A handful of large California school districts are facing a potential crisis in the coming weeks: Thousands of their students 12 years and older have yet to provide proof of vaccination, despite looming deadlines.
Those districts include West Contra Costa Unified (WCCUSD), as well those in Los Angeles, Sacramento and Oakland. As of last Wednesday, for instance, only 33% of WCCUSD’s students age 12 and older had verified that they had received both doses of the vaccine, which will be required to continue in-person education there beginning Jan. 3.
That means weeks ahead of the district’s mandate deadline, the status of about 8,000 students remains unknown. Students who aren’t fully vaccinated by then will either have to enroll in the district’s independent study program or leave the district altogether.
It’s likely that many families simply haven’t gotten around to submitting their children’s vaccination status. The state touts that more than 70% of children age 12-17 have received at least one dose of the vaccine, but parents must still submit their children’s proof of vaccination to districts with mandates to continue in-person instruction.

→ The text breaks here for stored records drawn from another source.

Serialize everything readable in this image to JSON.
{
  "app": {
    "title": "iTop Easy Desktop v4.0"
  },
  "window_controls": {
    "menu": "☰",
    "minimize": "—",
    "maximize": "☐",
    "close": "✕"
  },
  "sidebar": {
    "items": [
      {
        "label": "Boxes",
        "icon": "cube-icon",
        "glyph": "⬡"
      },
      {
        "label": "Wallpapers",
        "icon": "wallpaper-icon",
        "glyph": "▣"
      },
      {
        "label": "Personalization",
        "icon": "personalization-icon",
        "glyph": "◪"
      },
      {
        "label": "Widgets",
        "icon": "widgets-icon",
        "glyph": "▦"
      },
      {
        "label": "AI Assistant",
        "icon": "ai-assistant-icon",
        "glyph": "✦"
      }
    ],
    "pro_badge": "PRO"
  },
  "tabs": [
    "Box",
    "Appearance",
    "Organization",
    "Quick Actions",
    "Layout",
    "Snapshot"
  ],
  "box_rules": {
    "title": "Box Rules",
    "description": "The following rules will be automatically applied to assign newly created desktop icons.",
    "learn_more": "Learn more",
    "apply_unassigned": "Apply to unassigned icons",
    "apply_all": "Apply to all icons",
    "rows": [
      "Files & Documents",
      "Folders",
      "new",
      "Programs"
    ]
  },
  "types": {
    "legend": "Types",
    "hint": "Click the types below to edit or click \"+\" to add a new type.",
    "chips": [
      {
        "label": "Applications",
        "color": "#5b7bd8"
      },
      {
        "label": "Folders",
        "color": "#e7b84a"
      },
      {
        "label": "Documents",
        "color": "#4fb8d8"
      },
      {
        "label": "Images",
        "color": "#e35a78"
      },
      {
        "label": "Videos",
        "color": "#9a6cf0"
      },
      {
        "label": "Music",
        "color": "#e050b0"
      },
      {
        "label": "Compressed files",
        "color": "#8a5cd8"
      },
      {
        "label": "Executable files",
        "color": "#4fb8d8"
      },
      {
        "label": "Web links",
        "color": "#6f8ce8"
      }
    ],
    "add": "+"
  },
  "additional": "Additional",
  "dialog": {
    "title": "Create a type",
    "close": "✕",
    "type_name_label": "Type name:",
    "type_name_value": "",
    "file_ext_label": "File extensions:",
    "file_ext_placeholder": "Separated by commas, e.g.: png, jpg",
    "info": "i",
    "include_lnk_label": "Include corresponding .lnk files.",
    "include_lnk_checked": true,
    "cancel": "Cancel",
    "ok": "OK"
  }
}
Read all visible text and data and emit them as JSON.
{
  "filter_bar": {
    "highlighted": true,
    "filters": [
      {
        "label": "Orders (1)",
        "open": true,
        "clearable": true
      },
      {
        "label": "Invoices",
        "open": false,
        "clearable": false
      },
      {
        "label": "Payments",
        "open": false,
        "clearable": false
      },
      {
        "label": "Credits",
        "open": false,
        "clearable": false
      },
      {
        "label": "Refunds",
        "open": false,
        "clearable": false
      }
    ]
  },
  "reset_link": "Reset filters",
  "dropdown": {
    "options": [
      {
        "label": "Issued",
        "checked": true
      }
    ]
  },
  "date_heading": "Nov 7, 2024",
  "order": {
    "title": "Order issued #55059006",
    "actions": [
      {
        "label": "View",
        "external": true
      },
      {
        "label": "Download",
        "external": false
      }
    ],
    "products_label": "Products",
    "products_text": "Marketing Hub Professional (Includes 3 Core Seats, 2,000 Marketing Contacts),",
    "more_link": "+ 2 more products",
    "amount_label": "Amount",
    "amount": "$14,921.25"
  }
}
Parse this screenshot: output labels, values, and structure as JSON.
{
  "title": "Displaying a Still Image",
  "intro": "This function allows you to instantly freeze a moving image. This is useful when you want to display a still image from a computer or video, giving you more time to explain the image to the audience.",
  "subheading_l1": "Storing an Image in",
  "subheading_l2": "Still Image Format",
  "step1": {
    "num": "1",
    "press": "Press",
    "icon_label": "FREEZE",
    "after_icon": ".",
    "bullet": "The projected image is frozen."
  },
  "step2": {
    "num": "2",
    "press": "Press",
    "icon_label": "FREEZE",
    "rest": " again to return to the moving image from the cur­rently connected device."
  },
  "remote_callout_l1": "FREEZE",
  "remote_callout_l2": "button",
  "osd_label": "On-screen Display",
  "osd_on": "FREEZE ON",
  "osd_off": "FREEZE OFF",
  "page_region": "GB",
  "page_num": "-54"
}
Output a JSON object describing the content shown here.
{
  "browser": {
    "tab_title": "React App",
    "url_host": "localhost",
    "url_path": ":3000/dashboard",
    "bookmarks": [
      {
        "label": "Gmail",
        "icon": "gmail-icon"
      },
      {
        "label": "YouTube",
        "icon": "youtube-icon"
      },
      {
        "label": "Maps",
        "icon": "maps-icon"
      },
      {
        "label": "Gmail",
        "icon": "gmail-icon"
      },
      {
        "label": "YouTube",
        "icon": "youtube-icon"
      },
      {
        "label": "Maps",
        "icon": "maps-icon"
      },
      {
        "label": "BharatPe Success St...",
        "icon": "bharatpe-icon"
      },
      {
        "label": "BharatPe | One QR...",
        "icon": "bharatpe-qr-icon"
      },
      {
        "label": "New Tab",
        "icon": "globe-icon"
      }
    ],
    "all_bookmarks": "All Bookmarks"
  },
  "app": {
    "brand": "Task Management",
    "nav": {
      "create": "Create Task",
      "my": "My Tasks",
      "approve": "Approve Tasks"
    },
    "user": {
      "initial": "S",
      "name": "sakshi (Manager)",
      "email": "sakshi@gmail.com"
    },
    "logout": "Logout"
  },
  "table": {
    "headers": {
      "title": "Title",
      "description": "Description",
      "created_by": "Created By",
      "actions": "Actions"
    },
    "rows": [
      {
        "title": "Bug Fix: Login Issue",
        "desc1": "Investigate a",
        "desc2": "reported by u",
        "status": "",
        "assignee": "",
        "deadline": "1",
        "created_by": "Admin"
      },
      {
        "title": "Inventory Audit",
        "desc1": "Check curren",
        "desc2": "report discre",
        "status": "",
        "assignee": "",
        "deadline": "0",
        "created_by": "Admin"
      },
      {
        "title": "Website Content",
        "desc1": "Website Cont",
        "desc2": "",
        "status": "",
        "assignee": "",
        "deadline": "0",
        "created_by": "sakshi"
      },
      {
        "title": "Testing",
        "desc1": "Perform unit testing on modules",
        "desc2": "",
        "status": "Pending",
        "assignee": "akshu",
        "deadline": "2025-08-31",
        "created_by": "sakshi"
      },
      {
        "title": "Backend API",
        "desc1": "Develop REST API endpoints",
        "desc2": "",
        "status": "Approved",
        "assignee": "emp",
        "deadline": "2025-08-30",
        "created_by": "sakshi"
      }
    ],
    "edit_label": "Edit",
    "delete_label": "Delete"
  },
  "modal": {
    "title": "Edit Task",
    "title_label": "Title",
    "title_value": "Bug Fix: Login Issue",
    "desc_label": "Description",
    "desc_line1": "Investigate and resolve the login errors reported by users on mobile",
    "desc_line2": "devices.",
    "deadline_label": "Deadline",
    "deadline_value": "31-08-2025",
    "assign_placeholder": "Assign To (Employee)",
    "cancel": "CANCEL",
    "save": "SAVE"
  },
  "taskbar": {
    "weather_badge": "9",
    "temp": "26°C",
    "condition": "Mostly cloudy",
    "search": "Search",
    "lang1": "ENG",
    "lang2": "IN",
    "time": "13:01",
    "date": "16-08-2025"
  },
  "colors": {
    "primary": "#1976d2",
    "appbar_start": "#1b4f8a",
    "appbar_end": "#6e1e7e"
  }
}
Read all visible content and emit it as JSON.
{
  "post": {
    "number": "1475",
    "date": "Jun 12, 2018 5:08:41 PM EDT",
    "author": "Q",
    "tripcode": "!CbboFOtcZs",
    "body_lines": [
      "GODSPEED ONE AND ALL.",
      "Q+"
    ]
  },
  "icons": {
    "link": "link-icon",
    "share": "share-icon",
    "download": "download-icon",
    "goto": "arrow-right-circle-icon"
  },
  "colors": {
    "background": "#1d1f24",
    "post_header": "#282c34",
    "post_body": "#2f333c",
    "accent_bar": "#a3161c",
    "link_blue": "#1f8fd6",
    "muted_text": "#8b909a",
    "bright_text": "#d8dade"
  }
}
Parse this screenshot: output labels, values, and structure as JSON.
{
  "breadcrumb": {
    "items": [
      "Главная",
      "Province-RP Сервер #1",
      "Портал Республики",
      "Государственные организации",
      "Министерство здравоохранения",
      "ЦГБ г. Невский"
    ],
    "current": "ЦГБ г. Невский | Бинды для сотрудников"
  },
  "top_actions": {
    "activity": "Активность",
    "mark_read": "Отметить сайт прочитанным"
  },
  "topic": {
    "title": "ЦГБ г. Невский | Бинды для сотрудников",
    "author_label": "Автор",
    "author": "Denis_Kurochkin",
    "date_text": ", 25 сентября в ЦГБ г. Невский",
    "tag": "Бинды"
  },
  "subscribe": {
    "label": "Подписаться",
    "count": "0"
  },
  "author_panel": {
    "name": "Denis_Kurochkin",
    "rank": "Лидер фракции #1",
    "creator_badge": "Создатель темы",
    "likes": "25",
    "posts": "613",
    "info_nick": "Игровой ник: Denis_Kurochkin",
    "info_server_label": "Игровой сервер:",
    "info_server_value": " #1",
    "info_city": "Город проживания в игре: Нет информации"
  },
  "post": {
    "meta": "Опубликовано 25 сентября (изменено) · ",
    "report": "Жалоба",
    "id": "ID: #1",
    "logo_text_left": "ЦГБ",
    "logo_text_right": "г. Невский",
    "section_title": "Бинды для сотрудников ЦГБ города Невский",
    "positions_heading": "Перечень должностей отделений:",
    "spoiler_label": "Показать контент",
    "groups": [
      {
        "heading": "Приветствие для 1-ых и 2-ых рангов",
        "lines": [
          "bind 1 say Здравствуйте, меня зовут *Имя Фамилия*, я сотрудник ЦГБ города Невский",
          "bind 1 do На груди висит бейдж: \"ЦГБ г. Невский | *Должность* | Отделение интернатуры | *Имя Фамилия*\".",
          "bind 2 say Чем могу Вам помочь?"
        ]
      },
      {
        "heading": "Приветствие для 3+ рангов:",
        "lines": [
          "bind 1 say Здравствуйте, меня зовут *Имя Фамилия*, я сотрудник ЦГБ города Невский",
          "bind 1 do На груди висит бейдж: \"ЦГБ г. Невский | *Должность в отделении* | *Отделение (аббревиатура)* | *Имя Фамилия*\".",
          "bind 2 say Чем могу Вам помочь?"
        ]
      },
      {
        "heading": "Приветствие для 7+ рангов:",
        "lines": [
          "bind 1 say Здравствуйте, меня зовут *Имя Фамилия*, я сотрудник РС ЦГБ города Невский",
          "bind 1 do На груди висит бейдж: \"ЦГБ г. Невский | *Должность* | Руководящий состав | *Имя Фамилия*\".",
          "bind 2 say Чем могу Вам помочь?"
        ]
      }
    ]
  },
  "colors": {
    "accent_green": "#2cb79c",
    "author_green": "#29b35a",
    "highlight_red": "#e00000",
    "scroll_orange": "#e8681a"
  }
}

But the sheer number of people holding out so close to the deadline is stoking anxiety among officials in districts like WCCUSD, who fear that their short-staffed virtual education alternatives will be quickly overwhelmed by an onslaught of unvaccinated students.
“The reality is that we have a virtual academy that doesn’t have enough teachers,” WCCUSD’s Chief Academic Officer LaResha Martin told EdSource. Superintendent Kenneth “Chris” Hurst, at a school board meeting last Wednesday, said he no longer believes the Jan. 3 deadline for the vaccine mandate is tenable, and intends to propose pushing the date back, possibly to July 2022 to align with the state’s student vaccine mandate.
In the meantime, the district is boosting its outreach efforts and hosting vaccine clinics. Martin laid out some options for dealing with the potential flood of independent study students: The district will continue trying to quickly hire teachers, and could propose transferring unvaccinated teachers to the virtual academy — although those teachers are not required to move to different schools. Currently, 85% of school staff have provided proof of vaccination, according to the district.
Similar situations are playing out in other districts throughout California.
In Los Angeles Unified — which enrolls about one-fifth of California’s students — some 34,000 students have not yet complied with the district’s vaccine mandate, The Los Angeles Times reported last week. That’s more than twice as many students as are currently enrolled in the district’s independent study program.
While noting that more than 86% of its eligible students have been vaccinated, the district on Friday announced a proposal to allow unvaccinated students to continue in-person instruction until the 2022 fall semester, at which point they would have to enroll in independent study if still unvaccinated. That proposal will go before the school board on Dec. 14.